I didn't have any of that shit.

So I grabbed standard brass niples. Just plain big hard nipples. Got them inside the rim and found something to clamp down and twist. The slotted head probably tore the hell out of the inside of the rim but I put it all back together and over trued all the spokes for good measure. After a thorough inspection and only noticing some preliminary cracks beginning around the spoke holes on the rim I felt prepared for the next day.

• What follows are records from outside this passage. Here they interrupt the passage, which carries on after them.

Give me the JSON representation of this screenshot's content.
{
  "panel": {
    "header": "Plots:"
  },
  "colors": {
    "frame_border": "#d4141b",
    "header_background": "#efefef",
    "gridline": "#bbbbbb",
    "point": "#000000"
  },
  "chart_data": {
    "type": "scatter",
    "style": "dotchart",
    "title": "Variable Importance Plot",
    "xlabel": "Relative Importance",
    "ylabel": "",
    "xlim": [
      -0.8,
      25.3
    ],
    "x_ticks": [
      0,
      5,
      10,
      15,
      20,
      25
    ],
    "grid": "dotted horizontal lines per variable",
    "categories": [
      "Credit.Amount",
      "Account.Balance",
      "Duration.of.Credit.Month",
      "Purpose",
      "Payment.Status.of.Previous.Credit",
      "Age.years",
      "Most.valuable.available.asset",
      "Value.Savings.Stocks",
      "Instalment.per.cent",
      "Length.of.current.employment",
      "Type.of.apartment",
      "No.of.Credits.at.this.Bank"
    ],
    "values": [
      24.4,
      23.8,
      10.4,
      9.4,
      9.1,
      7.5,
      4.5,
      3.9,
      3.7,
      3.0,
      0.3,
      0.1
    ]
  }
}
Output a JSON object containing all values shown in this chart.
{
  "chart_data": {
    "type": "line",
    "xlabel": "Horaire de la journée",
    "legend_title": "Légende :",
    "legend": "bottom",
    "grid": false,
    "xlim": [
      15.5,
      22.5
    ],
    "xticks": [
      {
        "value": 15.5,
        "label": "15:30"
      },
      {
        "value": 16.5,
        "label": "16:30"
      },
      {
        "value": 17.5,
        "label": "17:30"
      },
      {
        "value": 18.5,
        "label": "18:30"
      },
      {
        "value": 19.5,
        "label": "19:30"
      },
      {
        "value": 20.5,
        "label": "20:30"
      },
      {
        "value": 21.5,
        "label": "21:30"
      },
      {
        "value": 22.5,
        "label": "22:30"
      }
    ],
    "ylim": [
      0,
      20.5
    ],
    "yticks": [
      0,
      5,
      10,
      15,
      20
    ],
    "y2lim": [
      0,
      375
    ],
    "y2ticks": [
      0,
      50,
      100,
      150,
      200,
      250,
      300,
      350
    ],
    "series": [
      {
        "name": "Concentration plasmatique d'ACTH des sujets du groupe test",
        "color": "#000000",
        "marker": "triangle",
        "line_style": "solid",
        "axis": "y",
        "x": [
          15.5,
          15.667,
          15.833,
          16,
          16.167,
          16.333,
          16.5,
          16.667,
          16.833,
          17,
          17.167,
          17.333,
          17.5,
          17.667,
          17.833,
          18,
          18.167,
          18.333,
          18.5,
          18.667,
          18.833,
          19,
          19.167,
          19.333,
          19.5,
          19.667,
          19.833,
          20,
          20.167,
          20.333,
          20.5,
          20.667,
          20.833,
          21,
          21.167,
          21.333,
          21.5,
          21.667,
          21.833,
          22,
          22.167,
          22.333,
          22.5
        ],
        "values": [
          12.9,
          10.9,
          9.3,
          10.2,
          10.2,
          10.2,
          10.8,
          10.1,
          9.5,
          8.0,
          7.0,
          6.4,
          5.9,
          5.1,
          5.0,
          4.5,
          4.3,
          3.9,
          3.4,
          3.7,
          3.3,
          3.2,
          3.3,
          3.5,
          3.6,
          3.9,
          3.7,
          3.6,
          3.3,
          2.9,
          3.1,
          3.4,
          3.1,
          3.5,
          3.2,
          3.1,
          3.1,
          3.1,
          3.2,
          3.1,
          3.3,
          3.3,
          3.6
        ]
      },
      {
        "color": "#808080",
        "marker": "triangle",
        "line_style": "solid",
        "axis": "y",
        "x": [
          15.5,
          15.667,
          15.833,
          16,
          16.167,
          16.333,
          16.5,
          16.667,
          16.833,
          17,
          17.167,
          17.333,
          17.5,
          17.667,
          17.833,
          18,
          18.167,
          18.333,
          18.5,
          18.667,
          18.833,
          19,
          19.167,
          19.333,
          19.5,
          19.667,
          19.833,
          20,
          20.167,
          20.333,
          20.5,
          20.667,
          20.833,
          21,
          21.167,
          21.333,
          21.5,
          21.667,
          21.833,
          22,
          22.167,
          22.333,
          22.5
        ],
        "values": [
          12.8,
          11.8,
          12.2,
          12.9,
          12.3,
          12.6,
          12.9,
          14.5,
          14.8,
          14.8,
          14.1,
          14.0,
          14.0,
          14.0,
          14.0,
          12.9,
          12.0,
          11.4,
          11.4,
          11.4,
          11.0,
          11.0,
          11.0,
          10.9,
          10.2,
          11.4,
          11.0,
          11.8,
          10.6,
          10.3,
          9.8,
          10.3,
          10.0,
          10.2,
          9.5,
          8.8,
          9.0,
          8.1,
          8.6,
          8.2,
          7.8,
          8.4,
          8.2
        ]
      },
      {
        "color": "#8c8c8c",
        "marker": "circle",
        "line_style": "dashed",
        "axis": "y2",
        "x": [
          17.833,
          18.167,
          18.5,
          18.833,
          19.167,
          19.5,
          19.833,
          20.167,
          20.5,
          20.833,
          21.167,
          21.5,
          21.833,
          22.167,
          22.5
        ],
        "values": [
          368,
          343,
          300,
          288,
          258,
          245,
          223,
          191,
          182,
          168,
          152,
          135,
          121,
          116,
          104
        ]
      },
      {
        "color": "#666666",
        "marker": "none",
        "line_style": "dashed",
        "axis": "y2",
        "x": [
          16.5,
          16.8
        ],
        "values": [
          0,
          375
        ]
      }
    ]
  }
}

Just stop and fill up my growler on the way home at the local brewery. Run into a buddy watching college ball. Begin drinking Jameson and an 8.5 IPA. Call more people to let them know how they should be doing the same. Pass out on someone's couch by 8 PM. It just never quits up in this bitch.


2 comments:

Anonymous said...

Yeah Boy!

The grail! THE GRAIL!!

Randy Salamon said...

You forgot to mention the attempted but failed tackle of the toilet but solid hit on the shower curtain. I must admit, the growler was an excellent choice to cap off the evening.